シャレー渋谷 スタートアップのオフィス選び
ベンチャー企業、特にIT系のスタートアップがオフィスを選ぶ際、人気が集中する物件というものがあります。
その理由として場所や賃料など基本的な条件はもちろんですが、その他、スタートアップ企業を惹きつけるものの存在が人気物件を作り出している理由になっているのです。
今回はそんなスタートアップがオフィス選びを進める際の理由について、これまでにスタートアップ企業の皆さんがどのようなオフィスに入居してきたのか、その例えとして渋谷の有名なビルについてお話ししたいと思います。
シャレー渋谷
代表的な物件として、「シャレー渋谷」という物件があります。
シャレー渋谷は、渋谷区桜丘町に建つ1970年代に建てられた物件です。
A棟とB棟からなる9階建ての一見すると普通のマンションのような建物は、その立地からなる利便性によって元々のマンションからオフィス用途に変貌を遂げてきました。
40㎡~80㎡ほどの面積のお部屋は、4-5名から10名強までの人員が使えるキャパシティがあり、スタートアップの企業にはまさにうってつけの広さです。
特に設備が充実しているとか内装に特徴があるとかは正直まったく無く、どこにでもあるオフィス物件といった風情です。
ただし、この物件が違うのがそこに入居する、してきた企業や人たち。
これまでに入居をされていた企業はビズリーチさんやdelyさんなど今まさに輝くベンチャーの星のような企業やイケてる注目のベンチャー企業ばかりなのです。
そして各テナントはこの建物から大きく成長を遂げて格段に広いオフィスへと移転されています。
ではなぜにこのような企業が集まってくるのでしょうか?
スタートアップ企業のオフィス選びの理由
このようにITベンチャーの拠点でもある渋谷駅周辺。
2000年前後のインターネット黎明期から"ビットバレー"と呼ばれたように、渋谷駅から神泉方面に至る一帯はITベンチャー発祥の地でもありました。
そこには現在では超有名となったIT企業が本社機能を置き、スタートアップとの連携や子会社化など渋谷に集積させる要因にもなっているのです。
また、同じく古くから渋谷のインフラ整備などの大開発を続ける電鉄、不動産会社の役割も存在します。
街を変えるとともにイノベーションを生むシード期のスタートアップのためのワークラウンジやスペースを各所に稼働させるなどIT企業のサポートに貢献しているのです。

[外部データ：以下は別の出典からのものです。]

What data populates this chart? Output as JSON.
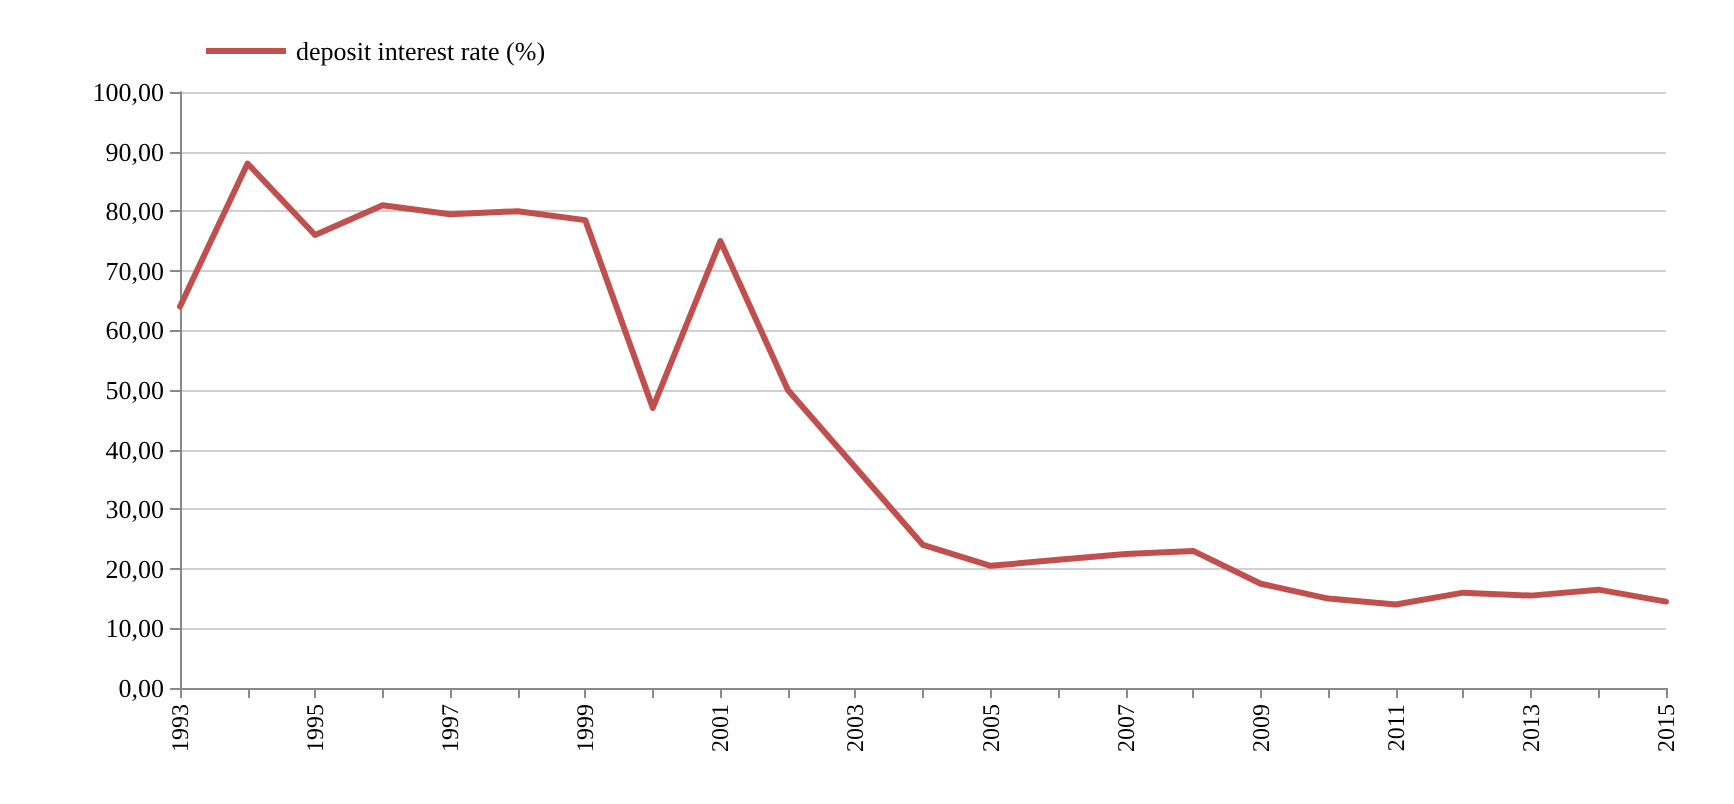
{
  "chart_data": {
    "type": "line",
    "categories": [
      "1993",
      null,
      "1995",
      null,
      "1997",
      null,
      "1999",
      null,
      "2001",
      null,
      "2003",
      null,
      "2005",
      null,
      "2007",
      null,
      "2009",
      null,
      "2011",
      null,
      "2013",
      null,
      "2015"
    ],
    "series": [
      {
        "name": "deposit interest rate (%)",
        "color": "#c0504d",
        "values": [
          64,
          88,
          76,
          81,
          79.5,
          80,
          78.5,
          47,
          75,
          50,
          37,
          24,
          20.5,
          21.5,
          22.5,
          23,
          17.5,
          15,
          14,
          16,
          15.5,
          16.5,
          14.5
        ]
      }
    ],
    "ylim": [
      0,
      100
    ],
    "yticks": [
      {
        "value": 0,
        "label": "0,00"
      },
      {
        "value": 10,
        "label": "10,00"
      },
      {
        "value": 20,
        "label": "20,00"
      },
      {
        "value": 30,
        "label": "30,00"
      },
      {
        "value": 40,
        "label": "40,00"
      },
      {
        "value": 50,
        "label": "50,00"
      },
      {
        "value": 60,
        "label": "60,00"
      },
      {
        "value": 70,
        "label": "70,00"
      },
      {
        "value": 80,
        "label": "80,00"
      },
      {
        "value": 90,
        "label": "90,00"
      },
      {
        "value": 100,
        "label": "100,00"
      }
    ],
    "grid": "y",
    "legend": "top left",
    "marker": "none",
    "line_style": "solid"
  }
}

そして、オフィス選択の基準としては、場所、広さや家賃などは当たり前のこととして、最も重要視するのが"仲間"が周りにいること。
スタートアップという夢と希望、そして不安な部分をともに乗り切っていくために同じ志を持つもの同士が近くにいることは、オフィスを選ぶ際の大きなきっかけとなります。

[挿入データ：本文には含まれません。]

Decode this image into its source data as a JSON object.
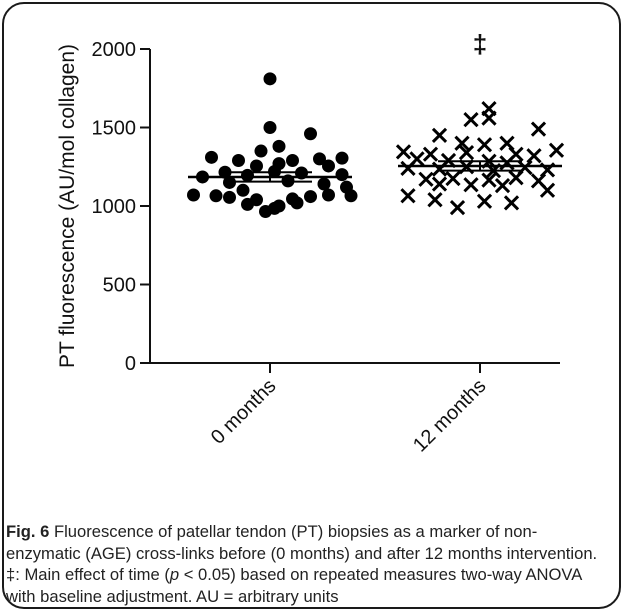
{
  "chart_data": {
    "type": "scatter",
    "ylabel": "PT fluorescence (AU/mol collagen)",
    "ylim": [
      0,
      2000
    ],
    "yticks": [
      0,
      500,
      1000,
      1500,
      2000
    ],
    "categories": [
      "0 months",
      "12 months"
    ],
    "significance_marker": "‡",
    "groups": [
      {
        "category": "0 months",
        "marker": "circle",
        "mean": 1185,
        "sem_low": 1155,
        "sem_high": 1215,
        "points": [
          {
            "offset": 0,
            "value": 1810
          },
          {
            "offset": 0,
            "value": 1500
          },
          {
            "offset": 0.45,
            "value": 1460
          },
          {
            "offset": 0.1,
            "value": 1380
          },
          {
            "offset": -0.1,
            "value": 1350
          },
          {
            "offset": -0.65,
            "value": 1310
          },
          {
            "offset": -0.35,
            "value": 1290
          },
          {
            "offset": 0.55,
            "value": 1300
          },
          {
            "offset": 0.8,
            "value": 1305
          },
          {
            "offset": 0.25,
            "value": 1290
          },
          {
            "offset": -0.15,
            "value": 1255
          },
          {
            "offset": 0.1,
            "value": 1270
          },
          {
            "offset": 0.65,
            "value": 1255
          },
          {
            "offset": -0.5,
            "value": 1215
          },
          {
            "offset": -0.25,
            "value": 1195
          },
          {
            "offset": 0.05,
            "value": 1220
          },
          {
            "offset": 0.35,
            "value": 1210
          },
          {
            "offset": 0.8,
            "value": 1200
          },
          {
            "offset": -0.75,
            "value": 1185
          },
          {
            "offset": -0.45,
            "value": 1150
          },
          {
            "offset": 0.2,
            "value": 1160
          },
          {
            "offset": 0.6,
            "value": 1140
          },
          {
            "offset": 0.85,
            "value": 1120
          },
          {
            "offset": -0.3,
            "value": 1100
          },
          {
            "offset": -0.85,
            "value": 1070
          },
          {
            "offset": -0.6,
            "value": 1065
          },
          {
            "offset": -0.45,
            "value": 1055
          },
          {
            "offset": -0.15,
            "value": 1040
          },
          {
            "offset": 0.25,
            "value": 1045
          },
          {
            "offset": 0.45,
            "value": 1060
          },
          {
            "offset": 0.65,
            "value": 1070
          },
          {
            "offset": 0.9,
            "value": 1065
          },
          {
            "offset": -0.25,
            "value": 1010
          },
          {
            "offset": 0.1,
            "value": 1000
          },
          {
            "offset": 0.3,
            "value": 1020
          },
          {
            "offset": -0.05,
            "value": 965
          },
          {
            "offset": 0.05,
            "value": 985
          }
        ]
      },
      {
        "category": "12 months",
        "marker": "x",
        "mean": 1255,
        "sem_low": 1225,
        "sem_high": 1285,
        "points": [
          {
            "offset": 0.1,
            "value": 1620
          },
          {
            "offset": -0.1,
            "value": 1550
          },
          {
            "offset": 0.1,
            "value": 1560
          },
          {
            "offset": 0.65,
            "value": 1490
          },
          {
            "offset": -0.45,
            "value": 1450
          },
          {
            "offset": -0.2,
            "value": 1400
          },
          {
            "offset": 0.05,
            "value": 1390
          },
          {
            "offset": 0.3,
            "value": 1400
          },
          {
            "offset": -0.85,
            "value": 1345
          },
          {
            "offset": -0.55,
            "value": 1330
          },
          {
            "offset": -0.15,
            "value": 1340
          },
          {
            "offset": 0.4,
            "value": 1330
          },
          {
            "offset": 0.6,
            "value": 1320
          },
          {
            "offset": 0.85,
            "value": 1355
          },
          {
            "offset": -0.7,
            "value": 1300
          },
          {
            "offset": -0.35,
            "value": 1290
          },
          {
            "offset": 0.1,
            "value": 1285
          },
          {
            "offset": 0.3,
            "value": 1275
          },
          {
            "offset": -0.8,
            "value": 1240
          },
          {
            "offset": -0.45,
            "value": 1235
          },
          {
            "offset": -0.15,
            "value": 1250
          },
          {
            "offset": 0.15,
            "value": 1225
          },
          {
            "offset": 0.5,
            "value": 1245
          },
          {
            "offset": 0.75,
            "value": 1230
          },
          {
            "offset": -0.6,
            "value": 1170
          },
          {
            "offset": -0.3,
            "value": 1175
          },
          {
            "offset": 0.1,
            "value": 1165
          },
          {
            "offset": 0.4,
            "value": 1180
          },
          {
            "offset": 0.65,
            "value": 1160
          },
          {
            "offset": -0.45,
            "value": 1140
          },
          {
            "offset": -0.1,
            "value": 1135
          },
          {
            "offset": 0.25,
            "value": 1130
          },
          {
            "offset": -0.8,
            "value": 1065
          },
          {
            "offset": -0.5,
            "value": 1040
          },
          {
            "offset": 0.05,
            "value": 1030
          },
          {
            "offset": 0.35,
            "value": 1020
          },
          {
            "offset": 0.75,
            "value": 1100
          },
          {
            "offset": -0.25,
            "value": 990
          }
        ]
      }
    ]
  },
  "caption": {
    "label": "Fig. 6",
    "text_1": " Fluorescence of patellar tendon (PT) biopsies as a marker of non-enzymatic (AGE) cross-links before (0 months) and after 12 months intervention. ‡: Main effect of time (",
    "p_symbol": "p",
    "text_2": " < 0.05) based on repeated measures two-way ANOVA with baseline adjustment. AU = arbitrary units"
  }
}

そして、スタートアップの方々には重要な"仲間"といっても良いかもしれないのですが、スタートアップを支援するベンチャーキャピタリストの存在も大きいと思われます。
金銭面はもちろん、経営面での様々なアドバイスを送る仲間が近くにいることは大きな利点になります。
ベンチャーキャピタリストが物件を丸ごとプロデュースする事例などもでてきており、こういった流れは益々進んでいくのかもしれません。
このようにスタートアップがオフィス選びをする際に最も重要なのが、考え方を共有する仲間の存在なのです。
前述の企業も同じ考え方が共有できる理解者として仲間に入る存在だと思います。
まとめ
渋谷周辺の表参道・青山や恵比寿も同様に人気エリアですし人気物件も存在しますが、それは物件特有の魅力によるものでシャレー渋谷のような理由で人気が集中する物件というものはほとんどありません。
最近では、IT系ベンチャーさんからよくお話しをいただくようになってきたのが、五反田駅周辺エリア。
理由としては、渋谷駅周辺の前述の桜丘町などが再開発されていて老朽化した中小ビルの取り壊しの話が進んでいたり、渋谷にベンチャーが集まってきたことによる物件数の減少や賃料増が上げられます。
五反田にシャレー渋谷のような物件が出てくるのも時間の問題かもしれません。
SNS同様、企業経営におけるインフルエンサーが今後、どのような場所に仲間を集めていくのかも私たちオフィスの仲介にかかわるものとして注目して行きたいと思っています。